About 75% of new passenger vehicles make at least part of their journey to the dealership on trains, according to the American Association of Railroads. General costs for rail shipping, exclusive of volatile fuel prices, have followed a similar trend, based on data from the AAR.
Given the complexity of how destination fees are calculated and then equalized across the nation, it’s difficult to determine whether carmakers are profiting from them. No automaker provided Consumer Reports with a detailed breakdown of the calculations, said Monticello.
If they are profiting, said Edmunds.com’s Montoya, it’s not by a lot. Car prices have increased annually and there’s probably enough room there, especially on these more expensive trucks and SUVs everyone has been buying, to make money.
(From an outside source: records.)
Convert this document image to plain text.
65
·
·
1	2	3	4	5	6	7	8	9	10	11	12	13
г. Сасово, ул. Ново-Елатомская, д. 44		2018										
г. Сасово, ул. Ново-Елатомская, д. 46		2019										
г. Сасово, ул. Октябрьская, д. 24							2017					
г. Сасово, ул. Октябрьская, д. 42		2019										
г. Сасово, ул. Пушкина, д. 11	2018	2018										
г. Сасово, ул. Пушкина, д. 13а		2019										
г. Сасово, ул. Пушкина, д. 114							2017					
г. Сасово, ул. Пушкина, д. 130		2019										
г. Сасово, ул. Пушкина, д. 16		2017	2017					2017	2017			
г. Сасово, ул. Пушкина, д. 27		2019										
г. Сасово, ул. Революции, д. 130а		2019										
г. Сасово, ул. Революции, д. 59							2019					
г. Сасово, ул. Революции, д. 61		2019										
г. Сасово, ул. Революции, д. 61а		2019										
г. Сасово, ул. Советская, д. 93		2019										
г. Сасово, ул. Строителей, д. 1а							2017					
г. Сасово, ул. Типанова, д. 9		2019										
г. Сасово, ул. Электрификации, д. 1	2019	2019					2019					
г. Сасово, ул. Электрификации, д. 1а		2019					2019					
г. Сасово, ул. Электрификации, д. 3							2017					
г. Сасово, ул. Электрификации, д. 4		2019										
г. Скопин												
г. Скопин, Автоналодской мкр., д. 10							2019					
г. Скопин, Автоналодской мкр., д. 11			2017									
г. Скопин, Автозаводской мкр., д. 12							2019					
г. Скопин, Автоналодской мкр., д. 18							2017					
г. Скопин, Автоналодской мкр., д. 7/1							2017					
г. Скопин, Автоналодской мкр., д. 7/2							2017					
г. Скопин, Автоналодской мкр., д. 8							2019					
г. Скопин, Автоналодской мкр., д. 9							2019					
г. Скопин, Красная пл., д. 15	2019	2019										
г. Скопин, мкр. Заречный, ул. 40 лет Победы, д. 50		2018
Carmakers hardly need to sneak in more profit through fees, he said.
As far as a car shopper is concerned, there’s no point asking a dealer to reduce the destination fee.
“The first rule of destination charges is you don’t talk about destination charges,” said Consumer Reports’ Monticello, referring to a line from the movie “Fight Club.”
If you focus too much on that fee, said Montoya, you could be missing bigger available discounts, anyway.
What you can do, Monticello and Montoya both suggested, is keep in mind that you will be paying that amount, know exactly what it is, and include that and other fees in the total figure you’re willing to pay for the vehicle. Then negotiate based on that total number rather than getting hung up on any one figure.